The acid in the marinade changes the texture of the fish so it appearance resembles the appearance of cooked fish but it's still *RAW FISH* and shouldn't be kept more than a couple of days.


----------



## jpinmaryland (Mar 24, 2005)

this has been very productive discussion thanks.

One more question: why no wine or sugar in NIgella's recipe? Most recipes seem to use it. What sort of differences will the lack of wine or the presence of wine cause?


----------



## mudbug (Mar 24, 2005)

JP, not sure about the sugar except to add flavor but wine would definitely add acidity and help 'cook' the fish.


----------



## jpinmaryland (Mar 28, 2005)

One more post in order to clear up a miscommunication with Kitchenelf. She sent me a private email and I had to go back here to see what happened.

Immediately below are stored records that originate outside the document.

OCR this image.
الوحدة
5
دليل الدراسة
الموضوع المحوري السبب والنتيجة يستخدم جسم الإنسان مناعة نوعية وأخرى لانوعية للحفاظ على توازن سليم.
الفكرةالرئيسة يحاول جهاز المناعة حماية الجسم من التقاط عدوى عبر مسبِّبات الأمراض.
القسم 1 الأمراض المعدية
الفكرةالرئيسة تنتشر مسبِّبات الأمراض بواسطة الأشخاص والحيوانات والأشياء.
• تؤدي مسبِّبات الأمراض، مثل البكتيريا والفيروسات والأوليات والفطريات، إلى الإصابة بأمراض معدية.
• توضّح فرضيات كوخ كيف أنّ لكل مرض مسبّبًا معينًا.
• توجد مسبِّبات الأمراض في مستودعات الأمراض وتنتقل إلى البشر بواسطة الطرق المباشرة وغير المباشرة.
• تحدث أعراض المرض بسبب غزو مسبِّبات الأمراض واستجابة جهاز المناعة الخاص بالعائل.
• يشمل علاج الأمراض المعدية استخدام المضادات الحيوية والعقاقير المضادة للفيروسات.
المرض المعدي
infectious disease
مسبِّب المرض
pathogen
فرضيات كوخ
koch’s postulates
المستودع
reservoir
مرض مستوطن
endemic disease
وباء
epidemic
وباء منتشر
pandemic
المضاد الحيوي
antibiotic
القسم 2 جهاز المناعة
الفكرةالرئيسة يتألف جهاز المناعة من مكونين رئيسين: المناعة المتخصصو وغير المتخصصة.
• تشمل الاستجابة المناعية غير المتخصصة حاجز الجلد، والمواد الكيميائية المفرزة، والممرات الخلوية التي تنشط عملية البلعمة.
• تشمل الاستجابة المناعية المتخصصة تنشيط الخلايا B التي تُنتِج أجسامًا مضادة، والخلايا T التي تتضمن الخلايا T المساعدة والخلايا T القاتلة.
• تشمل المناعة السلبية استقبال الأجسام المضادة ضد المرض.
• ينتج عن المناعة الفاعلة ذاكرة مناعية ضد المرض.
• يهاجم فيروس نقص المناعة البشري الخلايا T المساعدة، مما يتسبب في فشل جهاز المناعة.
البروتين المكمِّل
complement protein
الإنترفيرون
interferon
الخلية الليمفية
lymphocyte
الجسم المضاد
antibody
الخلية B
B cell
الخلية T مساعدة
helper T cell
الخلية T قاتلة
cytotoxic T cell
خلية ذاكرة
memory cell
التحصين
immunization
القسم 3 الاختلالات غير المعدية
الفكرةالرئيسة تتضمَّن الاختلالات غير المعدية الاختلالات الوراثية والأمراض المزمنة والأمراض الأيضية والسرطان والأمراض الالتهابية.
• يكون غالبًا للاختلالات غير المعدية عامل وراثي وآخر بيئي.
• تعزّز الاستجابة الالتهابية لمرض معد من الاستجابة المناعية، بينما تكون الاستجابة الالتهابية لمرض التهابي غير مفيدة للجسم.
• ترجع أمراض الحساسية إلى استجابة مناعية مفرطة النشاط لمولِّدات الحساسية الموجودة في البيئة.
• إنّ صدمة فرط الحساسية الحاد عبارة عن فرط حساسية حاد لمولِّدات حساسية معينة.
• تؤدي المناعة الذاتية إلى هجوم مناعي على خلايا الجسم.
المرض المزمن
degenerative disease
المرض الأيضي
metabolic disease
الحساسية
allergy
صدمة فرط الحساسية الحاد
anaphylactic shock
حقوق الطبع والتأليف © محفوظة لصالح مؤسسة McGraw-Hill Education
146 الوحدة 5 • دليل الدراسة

In my post I asked "would others have used rice wine or rice wine plus soy?" (paraphrasing)


Kitchenelf says on 3/24: 

"I would have used the rice wine vinegar AND the soy sauce - lots more flavor. Even gravlax you should only keep about a week. "

But in my original post I said that I used the rice wine vinegar and the soy. It sounds like she is saying to do it in a way....in a way that I have already done. WHen she says "I would have...." To me, its like, I DID DO it that way.

SO I am still unclear on where we have  miscommunicated. I was asking about using RICE WINE as an additional ingredient. Did you confuse that with Rice wine vinegar?

Still scratching my head. Please feel free to respond Kichenelf I will try to see where I have messed up..thx.


----------



## ironchef (Mar 29, 2005)

Adding rice wine would not make a difference to the flavor. Omitting the soy sauce would significantly change the flavor. No alcohol component (such as sake or shochu) would be necessary, since you are not trying to tenderize the dish. Other flavors that would improve the dish, would be:

Citrus or bottled Ponzu Sauce
Fresh minced Ginger
Fresh minced Shallot
Mirin or Simple Syrup. Don't use add sugar straight to the dish or else it will not dissolve properly
Fresh herbs such as cilantro, shiso, mint, or Thai Basil


----------



## jpinmaryland (Mar 29, 2005)

what is Mirin anyhow? I forget, is it like rice wine?


----------



## ironchef (Mar 30, 2005)

It's a sweet cooking liquid, almost like a Japanese version of simple syrup. There's usually a little rice vinegar in there, but you can't taste it.


----------